Does your camera have a manual mode? If you can control the shutter speed (and keep it open for a LONG time), you can probably do it. You need a little technical expertise to know how to set your camera up for the proper exposure for both photos to get the best results, but given that we have complete light control and are taking images of something very dim, I would take a zero light photo of the room for a second or two, and see how the stars show up. If that works well, bring the lights up some and take a second, much shorter shot. Also, auto-exposure-bracketing might give better results than a single exposure.
You may want to also take a third photo to composite in a screen shot, for the best results.
If you take them all from a tripod, it'll be trivial to stitch them together later.

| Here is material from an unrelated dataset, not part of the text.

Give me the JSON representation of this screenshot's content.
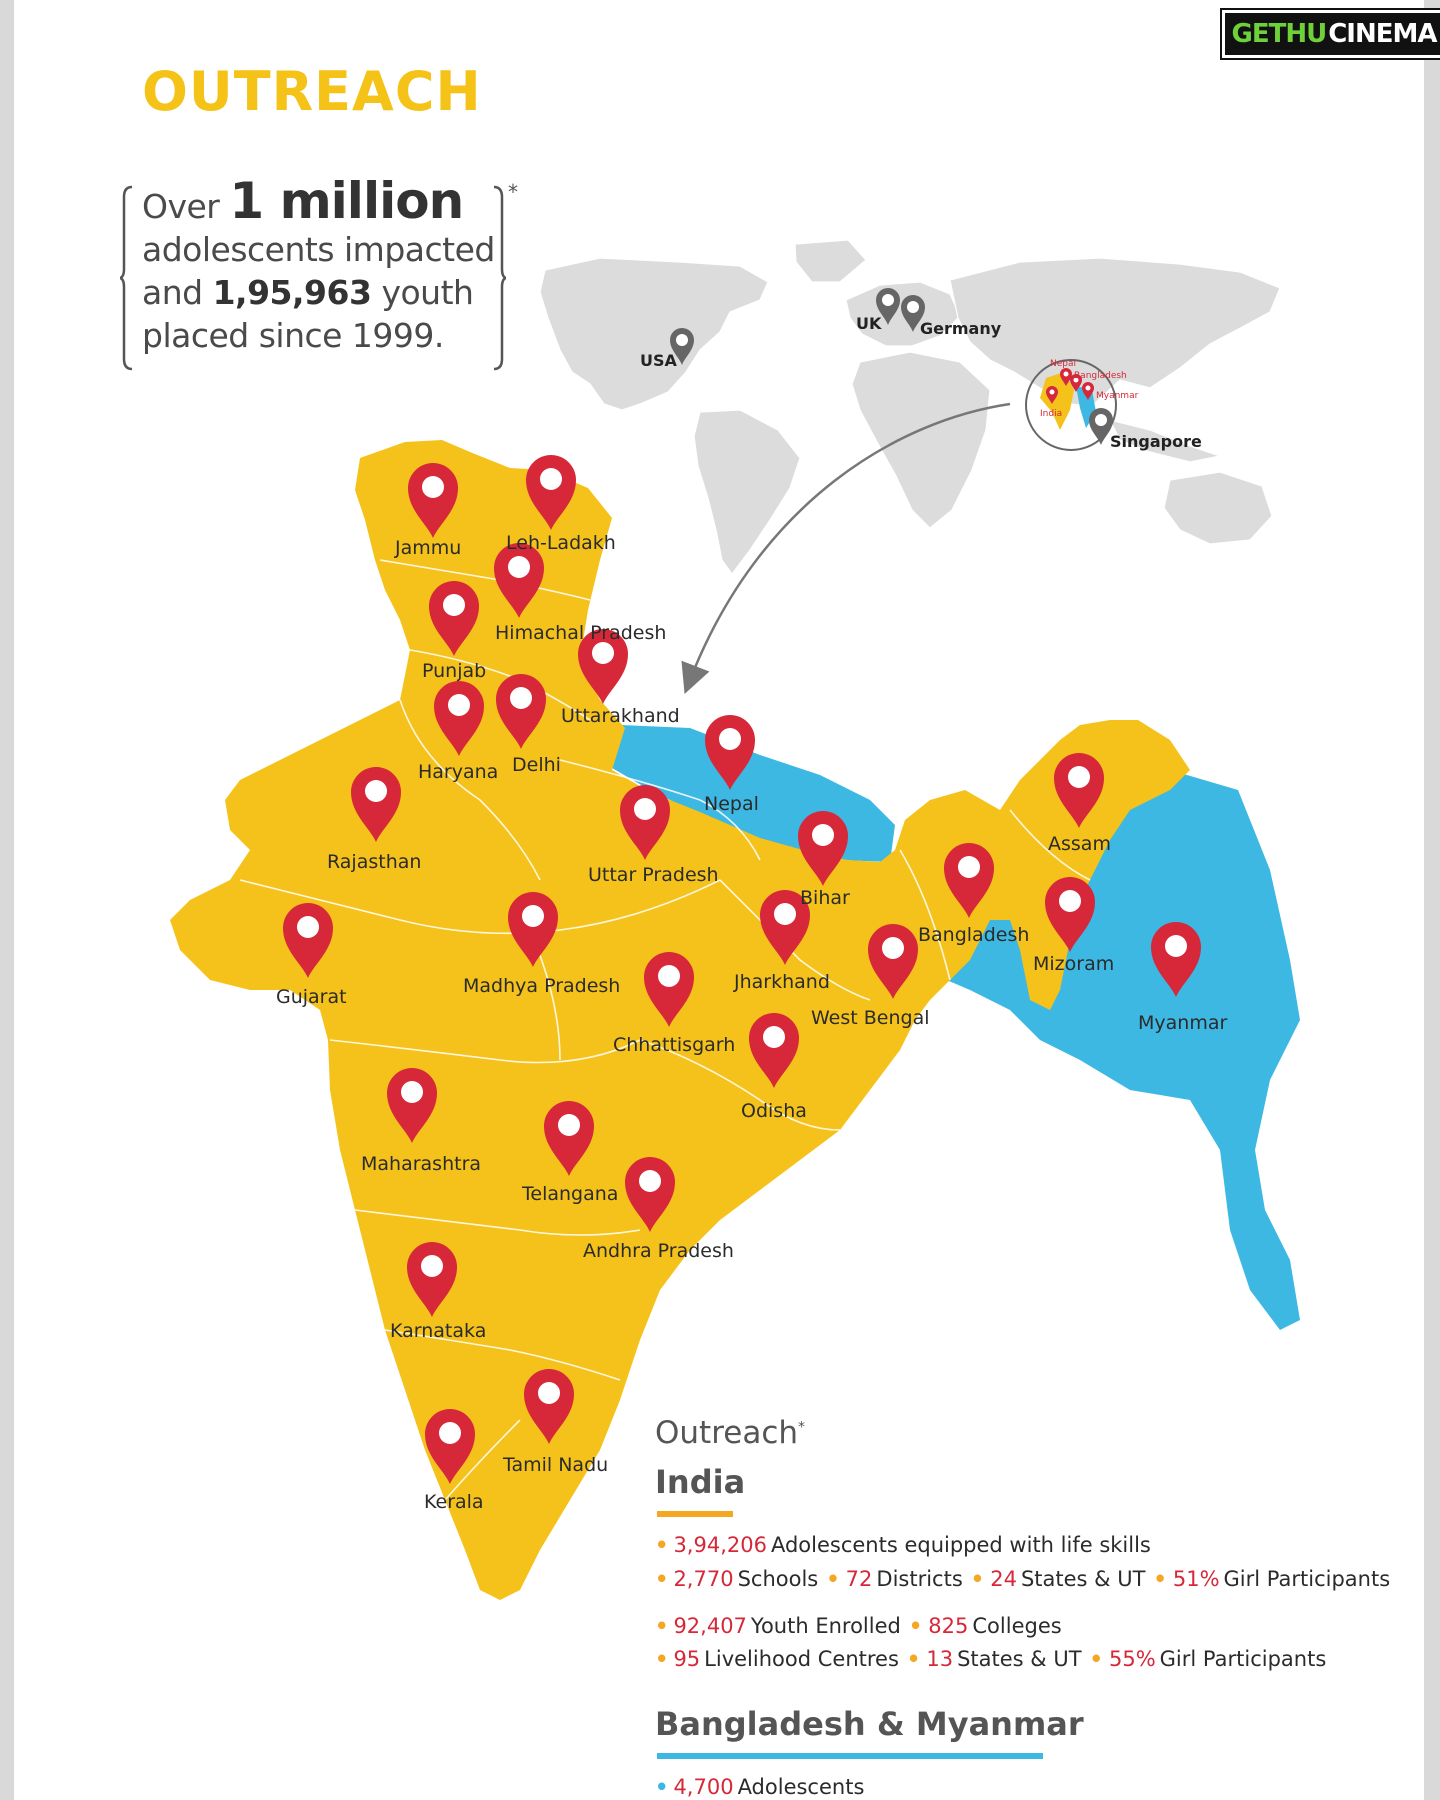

Here's a good example (from a scientific publication) on how the technique works: http://wearcam.org/wyckoff/index.html
The "simple example" link from that page ( http://hi.eecg.toronto.edu/wyckoff.html
) is perhaps the most salient example of what I'm talking about.
The basic problem is that the human eye can perceive a much greater range than a camera can, so we have to simulate that to make a photograph more closely match what we can perceive, and we do that by merging multiple photographs depicting different ranges. It's typically called HDR ("High Dynamic Range"); here's a gallery with a bunch of great shots: http://www.2expertsdesign.com/inspir...dr-photography
Some of those are a little over-processed, but they more accurately represent what the human eye sees, rather than the photos you would normally see come out of a pocket camera in those situations (which part of would either be dramatically under-exposed, or dramatically over-exposed).
Sorry for crapping up your thread with this stuff, but... it seemed relevant to the current discussion. I like your theater quite a bit; my future theater space is a bit larger, but smaller than I'd like, and you've given me some ideas of what can still be accomplished in a snugger space.